Chapter 20 Generalised linear models
The models we have covered so far are ordinary linear models (including ANOVA, ANCOVA, ordinary linear regression etc.) that assume that the relationship between the explanatory variables and the response variable is linear, and that the systematic error in the model is constant (homoscedastic, i.e. the standard deviation of the data does not depend on the magnitude of the explanatory variable).
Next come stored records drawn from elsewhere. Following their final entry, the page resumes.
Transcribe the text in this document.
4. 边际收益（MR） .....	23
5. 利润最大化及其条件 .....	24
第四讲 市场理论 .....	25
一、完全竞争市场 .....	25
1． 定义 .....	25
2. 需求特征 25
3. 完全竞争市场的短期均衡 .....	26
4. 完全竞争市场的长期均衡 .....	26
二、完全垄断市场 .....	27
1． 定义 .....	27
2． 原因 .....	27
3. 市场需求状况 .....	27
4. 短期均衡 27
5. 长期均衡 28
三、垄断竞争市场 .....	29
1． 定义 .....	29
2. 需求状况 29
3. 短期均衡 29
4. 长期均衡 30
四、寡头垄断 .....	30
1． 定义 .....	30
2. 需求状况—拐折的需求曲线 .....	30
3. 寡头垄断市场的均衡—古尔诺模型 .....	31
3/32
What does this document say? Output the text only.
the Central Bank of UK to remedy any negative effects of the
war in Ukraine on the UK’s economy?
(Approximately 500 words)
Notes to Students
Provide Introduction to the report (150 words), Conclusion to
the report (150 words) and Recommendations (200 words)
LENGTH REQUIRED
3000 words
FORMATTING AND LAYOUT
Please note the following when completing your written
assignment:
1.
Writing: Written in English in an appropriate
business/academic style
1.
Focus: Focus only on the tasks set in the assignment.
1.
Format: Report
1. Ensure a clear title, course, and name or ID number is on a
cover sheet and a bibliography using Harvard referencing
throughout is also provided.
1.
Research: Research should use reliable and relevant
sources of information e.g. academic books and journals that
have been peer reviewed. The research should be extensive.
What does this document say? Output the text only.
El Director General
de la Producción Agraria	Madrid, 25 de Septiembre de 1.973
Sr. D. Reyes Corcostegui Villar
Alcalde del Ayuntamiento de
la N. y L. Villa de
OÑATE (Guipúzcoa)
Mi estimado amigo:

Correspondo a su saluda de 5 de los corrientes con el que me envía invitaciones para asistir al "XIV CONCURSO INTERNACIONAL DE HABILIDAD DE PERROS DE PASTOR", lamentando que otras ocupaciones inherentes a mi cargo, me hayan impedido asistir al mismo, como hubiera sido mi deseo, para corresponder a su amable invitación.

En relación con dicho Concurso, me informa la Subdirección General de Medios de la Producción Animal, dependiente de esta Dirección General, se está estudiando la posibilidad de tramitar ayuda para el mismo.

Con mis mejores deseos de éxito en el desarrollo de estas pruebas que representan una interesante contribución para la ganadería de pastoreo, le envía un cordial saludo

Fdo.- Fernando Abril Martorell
In many cases this will not be the case. Non-linearity and heteroscedasticity tend to go hand-in-hand. Sometimes, for example, the data show an exponential growth type of pattern, and/or may be bounded in such a way that the errors cannot be homoscedastic. For example, counts of number of species on islands of different sizes have a lower bound at zero (you can’t have negative numbers of species!) and increase exponentially while the standard deviations are are small for small islands and large for large islands.; ratio data or percentage data such as proportion of individuals dying/surviving is bounded between 0 and 1 (0 - 100%).
Transformation of the response variable could an option to linearise these data (although there would be problems with 0 values (because log(0) = -Infinity)), but a second problem is that the ordinary linear model assumes “homoscedasticity” - that the errors in the model are evenly distributed along the explanatory variables. This assumption will be violated in most cases. For example, with count data (e.g. number of species in relation to island size), the errors for very small islands will be smaller than those for large islands. In fact, even if we transform the response variable, for example by log transformation, the predictions of the model will allow errors that include negative counts. This is clearly a problem!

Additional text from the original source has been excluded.